There is something inside all of us that must be reckoned with, acknowledged, accepted, faced or managed. This thought came to mind after viewing a great movie, August Rush, just last evening. In the movie, the young boy has a tremendous love of music and an incredible gift, and while truly fiction, I can say that I have met so many students with such a gift. Maybe not in the music arena, but certainly in the arts of any kind, or in linguistics, or in athletics...we all have met, or heard the stories of those against incredible odds who have amazing talents and strengths. Naturally, it caused me to think of what is inside all of us, in particular ourselves and those we love. While we may not be able to sit down and play a piece on the piano or guitar by ear, or create amazing sculptures, we certainly each have our own talent and design, right within our souls.
In the movie, the main character was often referred to as a freak for his love and talent and belief in the music and what it would do for him. I have seen this over and over in a career of teaching when students were referred to as odd, weird or freakish for who they were and what they could do, or for what they believed in...and that was often the painful part of working with young people, and their parents.

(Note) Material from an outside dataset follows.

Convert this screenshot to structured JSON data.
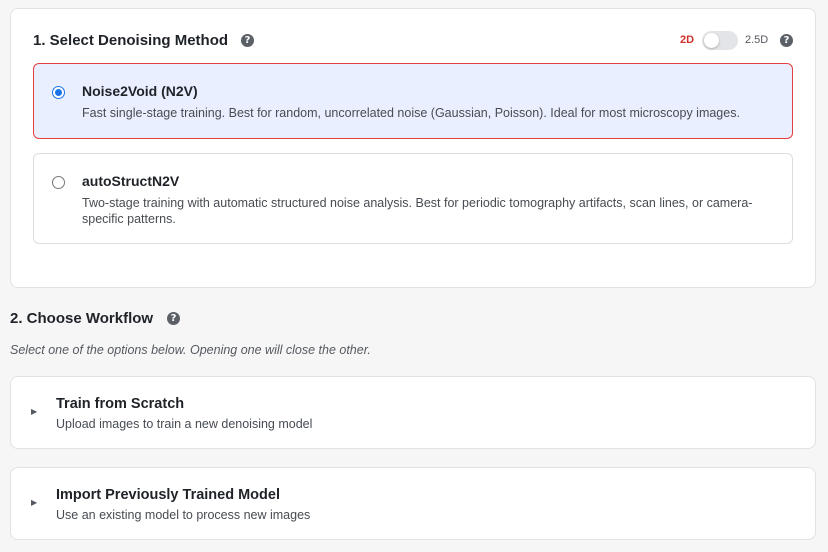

Of course, it brought to mind my own recent reflections and beliefs and talents and strengths. I wondered if I would stand as clearly as this adolescent did when questioned and if I would just shrug off those who didn't understand or found me to be rather freakish or odd. It brought to mind many circumstances and happenings and "signs", if you will, that I have documented to be true since Allison left this earth. I wonder if anyone would believe some of the stories, or if they would just appease me and nod their head, but turn the other way, and think that I had lost my mind! For some, I know the answer. There are those who are ready to accept the signs or visits or circumstances, there are those who believe as I do that when the soul leaves the body, it passes into eternity and naturally permeates our infinite space forever. I am thankful for those people, because it gives me others to share the stories with, and it provides hope for all of us.

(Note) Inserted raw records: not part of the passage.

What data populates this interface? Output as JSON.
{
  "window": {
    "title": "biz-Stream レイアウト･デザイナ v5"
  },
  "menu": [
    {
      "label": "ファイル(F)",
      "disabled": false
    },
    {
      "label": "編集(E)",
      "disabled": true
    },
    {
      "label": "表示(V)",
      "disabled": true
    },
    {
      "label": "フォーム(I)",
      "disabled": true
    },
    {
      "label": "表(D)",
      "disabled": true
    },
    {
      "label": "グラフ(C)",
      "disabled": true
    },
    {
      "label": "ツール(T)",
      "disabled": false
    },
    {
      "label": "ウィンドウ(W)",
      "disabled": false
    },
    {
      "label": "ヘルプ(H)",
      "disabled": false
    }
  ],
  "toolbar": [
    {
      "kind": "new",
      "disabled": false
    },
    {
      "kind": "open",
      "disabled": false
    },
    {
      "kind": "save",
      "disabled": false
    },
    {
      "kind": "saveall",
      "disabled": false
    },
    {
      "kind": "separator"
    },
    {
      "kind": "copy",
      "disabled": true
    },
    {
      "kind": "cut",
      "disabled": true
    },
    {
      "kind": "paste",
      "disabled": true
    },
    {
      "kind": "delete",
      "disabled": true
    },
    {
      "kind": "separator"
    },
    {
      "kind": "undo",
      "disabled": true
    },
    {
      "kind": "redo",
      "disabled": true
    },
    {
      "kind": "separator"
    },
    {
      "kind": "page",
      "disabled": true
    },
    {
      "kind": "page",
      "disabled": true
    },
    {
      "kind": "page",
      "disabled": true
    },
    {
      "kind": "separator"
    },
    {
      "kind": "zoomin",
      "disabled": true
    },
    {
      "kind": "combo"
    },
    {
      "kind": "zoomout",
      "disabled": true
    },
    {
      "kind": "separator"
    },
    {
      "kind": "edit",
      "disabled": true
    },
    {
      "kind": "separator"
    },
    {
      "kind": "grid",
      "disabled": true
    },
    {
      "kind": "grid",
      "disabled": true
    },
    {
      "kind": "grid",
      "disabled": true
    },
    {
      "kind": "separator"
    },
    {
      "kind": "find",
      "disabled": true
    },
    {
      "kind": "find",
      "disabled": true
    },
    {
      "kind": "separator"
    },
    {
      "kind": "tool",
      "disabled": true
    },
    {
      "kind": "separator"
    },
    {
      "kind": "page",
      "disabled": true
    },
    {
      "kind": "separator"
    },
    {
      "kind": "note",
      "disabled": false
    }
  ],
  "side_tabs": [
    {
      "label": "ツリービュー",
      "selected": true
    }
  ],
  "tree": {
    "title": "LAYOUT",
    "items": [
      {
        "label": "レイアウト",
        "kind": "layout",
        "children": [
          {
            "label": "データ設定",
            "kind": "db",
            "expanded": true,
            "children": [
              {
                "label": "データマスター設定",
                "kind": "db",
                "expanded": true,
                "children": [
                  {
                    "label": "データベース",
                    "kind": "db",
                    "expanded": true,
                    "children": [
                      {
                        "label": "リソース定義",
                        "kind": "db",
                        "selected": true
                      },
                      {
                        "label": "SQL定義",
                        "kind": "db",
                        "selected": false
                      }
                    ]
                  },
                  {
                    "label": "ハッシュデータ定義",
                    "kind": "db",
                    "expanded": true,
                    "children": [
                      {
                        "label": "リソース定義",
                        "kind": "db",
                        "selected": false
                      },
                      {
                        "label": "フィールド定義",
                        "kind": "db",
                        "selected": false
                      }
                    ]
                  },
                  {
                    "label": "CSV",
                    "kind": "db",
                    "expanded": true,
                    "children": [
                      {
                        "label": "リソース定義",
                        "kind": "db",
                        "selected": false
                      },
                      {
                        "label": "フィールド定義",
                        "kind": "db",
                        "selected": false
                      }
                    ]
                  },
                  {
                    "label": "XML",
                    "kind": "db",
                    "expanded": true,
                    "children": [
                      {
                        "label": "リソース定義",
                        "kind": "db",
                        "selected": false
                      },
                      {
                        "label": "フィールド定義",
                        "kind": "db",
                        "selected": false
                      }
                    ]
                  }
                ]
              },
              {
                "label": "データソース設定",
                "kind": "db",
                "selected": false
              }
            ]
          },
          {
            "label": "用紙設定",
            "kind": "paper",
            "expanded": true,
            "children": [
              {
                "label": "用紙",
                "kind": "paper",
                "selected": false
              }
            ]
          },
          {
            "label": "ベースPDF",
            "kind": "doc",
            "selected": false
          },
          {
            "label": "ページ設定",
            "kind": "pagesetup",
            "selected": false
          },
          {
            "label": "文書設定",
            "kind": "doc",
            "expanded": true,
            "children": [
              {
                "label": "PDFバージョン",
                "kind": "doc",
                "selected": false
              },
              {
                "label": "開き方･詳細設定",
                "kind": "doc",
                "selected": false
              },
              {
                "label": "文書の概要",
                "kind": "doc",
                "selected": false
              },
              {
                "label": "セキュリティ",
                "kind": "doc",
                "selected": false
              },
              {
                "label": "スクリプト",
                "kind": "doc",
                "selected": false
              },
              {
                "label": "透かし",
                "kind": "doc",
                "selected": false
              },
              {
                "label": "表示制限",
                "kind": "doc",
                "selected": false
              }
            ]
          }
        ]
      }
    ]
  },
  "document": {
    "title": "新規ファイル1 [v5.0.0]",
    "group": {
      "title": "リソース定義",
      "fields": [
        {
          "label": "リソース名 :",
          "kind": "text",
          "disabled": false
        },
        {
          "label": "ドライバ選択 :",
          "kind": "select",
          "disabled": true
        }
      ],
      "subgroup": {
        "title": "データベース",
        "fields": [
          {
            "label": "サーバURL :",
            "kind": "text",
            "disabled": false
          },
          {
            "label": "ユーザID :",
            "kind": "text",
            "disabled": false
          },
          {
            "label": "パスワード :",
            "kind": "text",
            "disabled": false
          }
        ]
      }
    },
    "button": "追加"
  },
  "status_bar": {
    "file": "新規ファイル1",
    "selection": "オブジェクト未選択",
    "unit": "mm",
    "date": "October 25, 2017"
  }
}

Sometimes I hear music when there is none, sometimes I feel a whisper of encouragement when there is none, and I have had the shadow fall over me when there is not a cloud in the sky, or reason for another being to be in my space. Sometimes I have smelled the faint odor of a beautiful perfume in a room where there is no candle, and sometimes the salt air infiltrates the house, right here in the midwest. Often a light beam will shine through the house and light it up, if only for an instant, and many times there is an energy about this house that is indescribable, it vibrates with activity and love, and there is no one physically here, but me. Sometimes the computer chair will look occupied by the faintest of beings, only to see that it is not occupied. And sometimes, when little children have come over, they see things here that our eyes do not...one described it as an angel for Joe and Kathy, an angel with blue or green eyes. There is a peace about our lives, now, through pain and loss and tears and devastation, there is still a peace. There are whispers of love and the will to go on. There are signs and they are everywhere. I often wonder, is it God, is it Allison, is it Hope?
I recall, so vividly, the first Thanksgiving after Allison was gone. None of us knew what to do or how to do it. We couldn't imagine the empty chair. We didn't want to go on. But we had to, for our sakes, and the sake of everyone else. None of us could commit to a plan. Grandpa was in the hospital for surgery, the same hospital that Allison spent her last days in, and since it was a holiday, many patients were moved to another floor, and yes, he was moved to Allison's floor, and the very room, or the one right next to it, where Allison fell to eternal sleep. It was all too much, yet, we moved through it all, and had dinner here. Every step was so surreal and felt as if we moved in a fog. Who knows what I cooked or what we ate, but we somehow managed to have dinner. When everyone was gone and I could barely stand with the compelling emotion, I headed toward my bedroom and checked on the lights. There was a bright light in the little office, and as I headed there, I noticed it began to fade. But a very clear whisper came from that room, "you did it Mom, you made it", and then the room was dark. Did I imagine it? Did I dream it? Did I make it up? No, it was real to me and I believe, accept and acknowledge that these things can and do happen. Again I say, was it God, was it Allison, or was it Hope? I believe it was all three, giving me reason to keep going, showing me signs that I can do this, somehow, someway, and giving me reason to accept, acknowledge and face what is mine. It won't matter what anyone else thinks, or if they wonder about me, for I know, I know something that is only mine to know, and I will stay open to the wonderment of the signs, and the music when there is none, and the scent when there could be no reason, and I will cling to the messages.
Yes, there is something inside of us alright, and it is beautiful when we know it, embrace it, acknowledge it, but mostly accept it, without concern of what others may think or do or say. What a treasured gift indeed!
1 comment:
I LOVED August Rush! I'm pretty sure I cried most of the way through it and maybe it was because it reminds me of the students. But, I also think we all fade out the music sometimes because of the "Wizards". August was a perfect example of what our passion should be looking for Truth.